Cash injection ‘not enough’

By Kathy Olson

Despite a school board decision to put $4 million back into special education, parents and supporters say students with special needs will suffer unless major changes are made to protect the programs.

The Ottawa Carleton District School Board decided last month to put $3 million from a one-time reserve fund and an additional $1 million back into special education for the next school year.

The announcement was bittersweet for parents and former students who say the board failed to address how cuts will affect students in years to come.

Pat Erb says she is scared for her 11-year-old daughter, Anastasia, who has cerebral palsy. She is in an orthopedic classroom at Centennial public school where she receives a combination of physical therapy and one-on-one instruction.

Erb says her initial excitement quickly turned to frustration when she found out the money is unlikely to change an earlier recommendation to reduce the role of physical therapists and occupational therapists in orthopedic classrooms.

A revised list of recommendations that will go before the board proposes eliminating teaching and support staff in almost all areas of special education despite the added funds.

Erb stresses the important role therapists play in helping her daughter function and learn.

“My daughter is very bright but she needs to know that she will have people there who will help her to relax her feet when she is working on a computer so her toes don’t curl, so one hand doesn’t work separately from the other hand, so she can swim in a pool,”

Erb has witnessed an incredible improvement in her daughter since September but she says if the level of physical therapy decreases she won’t continue to improve next year.

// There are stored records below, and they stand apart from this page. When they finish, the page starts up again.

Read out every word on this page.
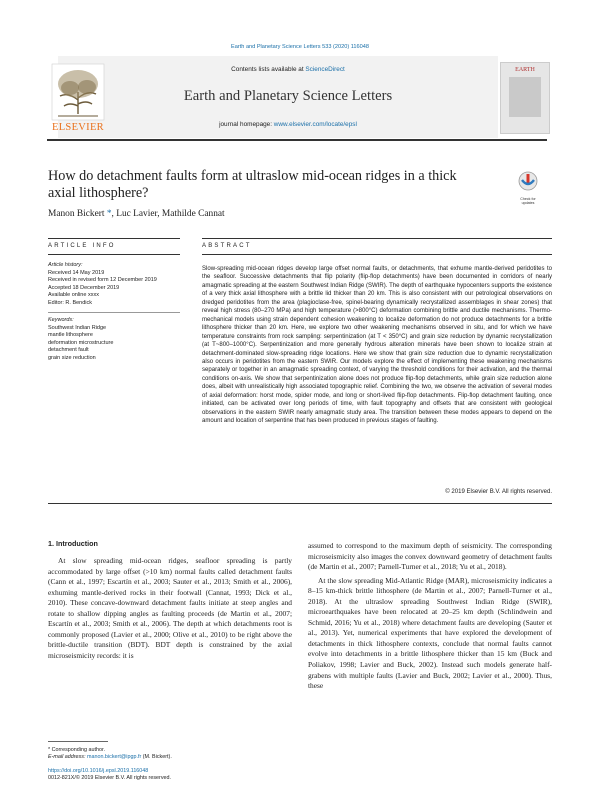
Earth and Planetary Science Letters 533 (2020) 116048
ELSEVIER
Contents lists available at ScienceDirect
Earth and Planetary Science Letters
journal homepage: www.elsevier.com/locate/epsl
EARTH
How do detachment faults form at ultraslow mid-ocean ridges in a thick axial lithosphere?	Check for
updates
Manon Bickert *, Luc Lavier, Mathilde Cannat
ARTICLE INFO
Article history:
Received 14 May 2019
Received in revised form 12 December 2019
Accepted 18 December 2019
Available online xxxx
Editor: R. Bendick
Keywords:
Southwest Indian Ridge
mantle lithosphere
deformation microstructure
detachment fault
grain size reduction
ABSTRACT
Slow-spreading mid-ocean ridges develop large offset normal faults, or detachments, that exhume mantle-derived peridotites to the seafloor. Successive detachments that flip polarity (flip-flop detachments) have been documented in corridors of nearly amagmatic spreading at the eastern Southwest Indian Ridge (SWIR). The depth of earthquake hypocenters supports the existence of a very thick axial lithosphere with a brittle lid thicker than 20 km. This is also consistent with our petrological observations on dredged peridotites from the area (plagioclase-free, spinel-bearing dynamically recrystallized assemblages in shear zones) that reveal high stress (80–270 MPa) and high temperature (>800°C) deformation combining brittle and ductile mechanisms. Thermo-mechanical models using strain dependent cohesion weakening to localize deformation do not produce detachments for a brittle lithosphere thicker than 20 km. Here, we explore two other weakening mechanisms observed in situ, and for which we have temperature constraints from rock sampling: serpentinization (at T < 350°C) and grain size reduction by dynamic recrystallization (at T~800–1000°C). Serpentinization and more generally hydrous alteration minerals have been shown to localize strain at detachment-dominated slow-spreading ridge locations. Here we show that grain size reduction due to dynamic recrystallization also occurs in peridotites from the eastern SWIR. Our models explore the effect of implementing these weakening mechanisms separately or together in an amagmatic spreading context, of varying the threshold conditions for their activation, and the thermal conditions on-axis. We show that serpentinization alone does not produce flip-flop detachments, while grain size reduction alone does, albeit with unrealistically high associated topographic relief. Combining the two, we observe the activation of several modes of axial deformation: horst mode, spider mode, and long or short-lived flip-flop detachments. Flip-flop detachment faulting, once initiated, can be activated over long periods of time, with fault topography and offsets that are consistent with geological observations in the eastern SWIR nearly amagmatic study area. The transition between these modes appears to depend on the amount and location of serpentine that has been produced in previous stages of faulting.
© 2019 Elsevier B.V. All rights reserved.
1. Introduction

At slow spreading mid-ocean ridges, seafloor spreading is partly accommodated by large offset (>10 km) normal faults called detachment faults (Cann et al., 1997; Escartín et al., 2003; Sauter et al., 2013; Smith et al., 2006), exhuming mantle-derived rocks in their footwall (Cannat, 1993; Dick et al., 2010). These concave-downward detachment faults initiate at steep angles and rotate to shallow dipping angles as faulting proceeds (de Martin et al., 2007; Escartín et al., 2003; Smith et al., 2006). The depth at which detachments root is commonly proposed (Lavier et al., 2000; Olive et al., 2010) to be right above the brittle-ductile transition (BDT). BDT depth is constrained by the axial microseismicity records: it is

assumed to correspond to the maximum depth of seismicity. The corresponding microseismicity also images the convex downward geometry of detachment faults (de Martin et al., 2007; Parnell-Turner et al., 2018; Yu et al., 2018).

At the slow spreading Mid-Atlantic Ridge (MAR), microseismicity indicates a 8–15 km-thick brittle lithosphere (de Martin et al., 2007; Parnell-Turner et al., 2018). At the ultraslow spreading Southwest Indian Ridge (SWIR), microearthquakes have been relocated at 20–25 km depth (Schlindwein and Schmid, 2016; Yu et al., 2018) where detachment faults are developing (Sauter et al., 2013). Yet, numerical experiments that have explored the development of detachments in thick lithosphere contexts, conclude that normal faults cannot evolve into detachments in a brittle lithosphere thicker than 15 km (Buck and Poliakov, 1998; Lavier and Buck, 2002). Instead such models generate half-grabens with multiple faults (Lavier and Buck, 2002; Lavier et al., 2000). Thus, these

* Corresponding author.
E-mail address: manon.bickert@ipgp.fr (M. Bickert).
https://doi.org/10.1016/j.epsl.2019.116048
0012-821X/© 2019 Elsevier B.V. All rights reserved.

Board chair Albert Chambers admits the reserve fund does not represent a long term solution for special education and says the board will be faced with the difficult task of having to reduce the budget by millions again next year.

He says the added funds should cushion the transition in the coming years.

Students with other special needs are also facing uncertainty. Ruth Cooper has a daughter in the gifted program at McNabb Park public school, she and other parents still have no idea where the program will be next year after a February decision to close the school. Cooper is more optimistic than Erb but she says she realizes she will face the same battle to maintain the program come next year.

Jennifer Eastham says cuts to special education are going to mean more troubled adults in the future.

She knows the importance of the programs. Eastham has attention deficit disorder and she says without the individual attention she received in school she would probably be on the streets today, maybe even in jail.

Instead she works part-time as a teacher’s assistant helping special needs students and is an active volunteer for the Learning Disability Association.

She says improvements to special education in the last decade have kept some students from “falling through the cracks” but she says more, not less, needs to be done to ensure a continuing level of success.

“They want to bring in a system where they have more kids in the classroom and a teacher’s aid and an assistant to one class, so you have maybe five or six special needs children and you’ve got two extra bodies. You’re not going to have the time to work with them all. Somebody is going to suffer and that’s not good,” says Eastham.

The board is expected to vote on recommendations for special education on April 12.